Databases

Here you can find a number of compound databases that you can download for use in your own project work. These are files that contain the SMILES and corresponding CODE of the compounds that can be purchased from the given vendors. Each line is composed of the following format:

$ gunzip -c asinex.smi.gz | head -1
COc1cc(N/N=C/c2ccccc2O)ncn1	BAS-00132206

asinex.smi.gz (575,299 compounds)
chembridge.smi.gz (790,403 compounds)
chemdiv.smi.gz (1,133,904 compounds)
chemspace.1.smi.gz (800,299 compounds)
chemspace.2.smi.gz (800,299 compounds)
chemspace.3.smi.gz (800,299 compounds)
chemspace.4.smi.gz (800,299 compounds)
chemspace.5.smi.gz (800,299 compounds)
chemspace.6.smi.gz (800,299 compounds)
chemspace.7.smi.gz (800,299 compounds)
chemspace.8.smi.gz (800,299 compounds)
chemspace.9.smi.gz (800,295 compounds)
enamine.1.smi.gz (457,757 compounds)
enamine.2.smi.gz (457,757 compounds)
enamine.3.smi.gz (457,757 compounds)
enamine.4.smi.gz (457,757 compounds)
enamine.5.smi.gz (457,757 compounds)
enamine.6.smi.gz (457,757 compounds)
enamine.7.smi.gz (457,757 compounds)
enamine.8.smi.gz (457,757 compounds)
enamine.9.smi.gz (457,752 compounds)
lifechemicals.smi.gz (545,400 compounds)

You can download these files by clicking the links, or by using the following commands from within a python script (exemplified for the Asinex library):

import requests
import gzip
from io import BytesIO

url = "https://raw.githubusercontent.com/UAMCAntwerpen/2040FBDBIC/master/Databases/asinex.smi.gz"
response = requests.get(url)
response.raise_for_status()  # ensure download succeeded

with gzip.open(BytesIO(response.content), mode='rt', encoding='utf-8') as f:
    lines = f.read().splitlines()

print(lines[:5])  # preview first 5 lines

It may be that identical compounds can be found across multiple databases, so a filtering step should be implemented to keep only the unique compounds.
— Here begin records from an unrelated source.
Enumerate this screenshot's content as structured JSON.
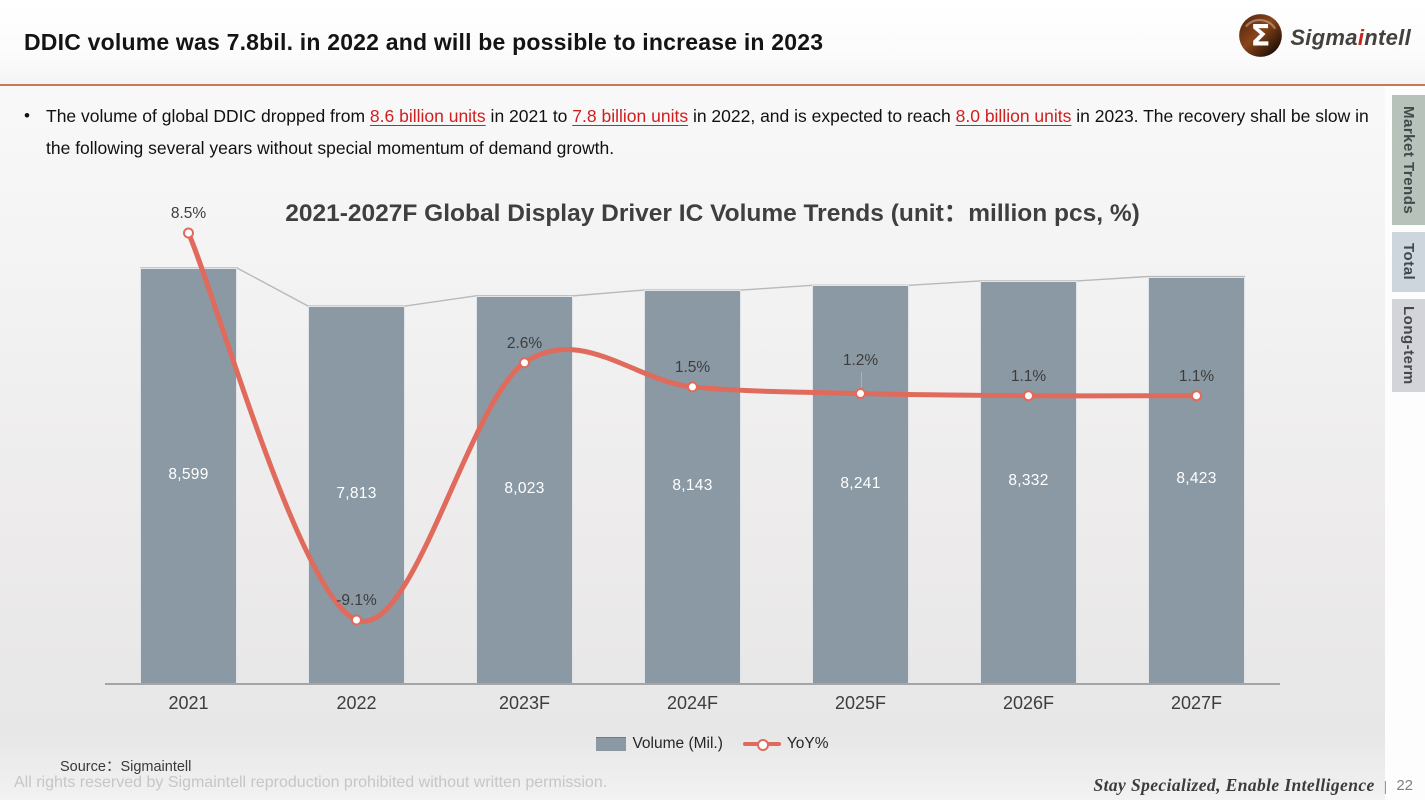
{
  "header": {
    "title": "DDIC volume was 7.8bil. in 2022 and will be possible to increase in 2023",
    "logo": {
      "icon": "sigmaintell-sphere-sigma",
      "text_pre": "Sigma",
      "text_red": "i",
      "text_post": "ntell"
    }
  },
  "bullet": {
    "segments": [
      {
        "text": "The volume of global DDIC dropped from ",
        "link": false
      },
      {
        "text": "8.6 billion units",
        "link": true
      },
      {
        "text": " in 2021 to ",
        "link": false
      },
      {
        "text": "7.8 billion units",
        "link": true
      },
      {
        "text": " in 2022, and is expected to reach ",
        "link": false
      },
      {
        "text": "8.0 billion units",
        "link": true
      },
      {
        "text": " in 2023. The recovery shall be slow in the following several years without special momentum of demand growth.",
        "link": false
      }
    ]
  },
  "side_tabs": [
    {
      "label": "Market Trends",
      "active": true
    },
    {
      "label": "Total",
      "active": false
    },
    {
      "label": "Long-term",
      "active": false
    }
  ],
  "chart_data": {
    "type": "bar",
    "title": "2021-2027F Global Display Driver IC Volume Trends (unit：million pcs, %)",
    "categories": [
      "2021",
      "2022",
      "2023F",
      "2024F",
      "2025F",
      "2026F",
      "2027F"
    ],
    "series": [
      {
        "name": "Volume (Mil.)",
        "type": "bar",
        "color": "#8a99a3",
        "values": [
          8599,
          7813,
          8023,
          8143,
          8241,
          8332,
          8423
        ],
        "labels": [
          "8,599",
          "7,813",
          "8,023",
          "8,143",
          "8,241",
          "8,332",
          "8,423"
        ]
      },
      {
        "name": "YoY%",
        "type": "line",
        "color": "#e06a5c",
        "values": [
          8.5,
          -9.1,
          2.6,
          1.5,
          1.2,
          1.1,
          1.1
        ],
        "labels": [
          "8.5%",
          "-9.1%",
          "2.6%",
          "1.5%",
          "1.2%",
          "1.1%",
          "1.1%"
        ]
      }
    ],
    "bar_axis_range": [
      0,
      8599
    ],
    "line_axis_range": [
      -12,
      10
    ],
    "grid": false,
    "legend_position": "bottom"
  },
  "legend": [
    {
      "label": "Volume (Mil.)",
      "swatch": "bar"
    },
    {
      "label": "YoY%",
      "swatch": "line"
    }
  ],
  "source": "Source：Sigmaintell",
  "footer": {
    "rights": "All rights reserved by Sigmaintell reproduction prohibited without written permission.",
    "slogan": "Stay Specialized, Enable Intelligence",
    "separator": "|",
    "page": "22"
  }
}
This can be done in multiple ways, but a common one is to read files into a python script and keep only the unique ones using a dictionary in which the key is the SMILES and the value is the CODE of each compound:

import gzip
from pathlib import Path

SMILES2CODE = {}

def load_gz_lines(path):
    with gzip.open(path, mode='rt', encoding='utf-8', errors='replace') as f:
        for line in f:
            line = line.strip()
            if not line: continue
            # keep first two fields; ignore extras if present
            fields = line.split(maxsplit=1)
            if len(fields) != 2: continue
            smiles, code = fields
            SMILES2CODE[smiles] = code  # last one wins on duplicates

for filename in ['asinex.smi.gz', 'chembridge.smi.gz', 'chemdiv.smi.gz', 'lifechemicals.smi.gz']:
    load_gz_lines(filename)

for i in range(1, 10):
    load_gz_lines(f"chemspace.{i}.smi.gz")

for i in range(1, 10):
    load_gz_lines(f"enamine.{i}.smi.gz")

out_path = Path("merged.smi")
with out_path.open("w", encoding="utf-8", newline="") as fo:
    for smiles, code in SMILES2CODE.items():
        fo.write(f"{smiles}\t{code}\n")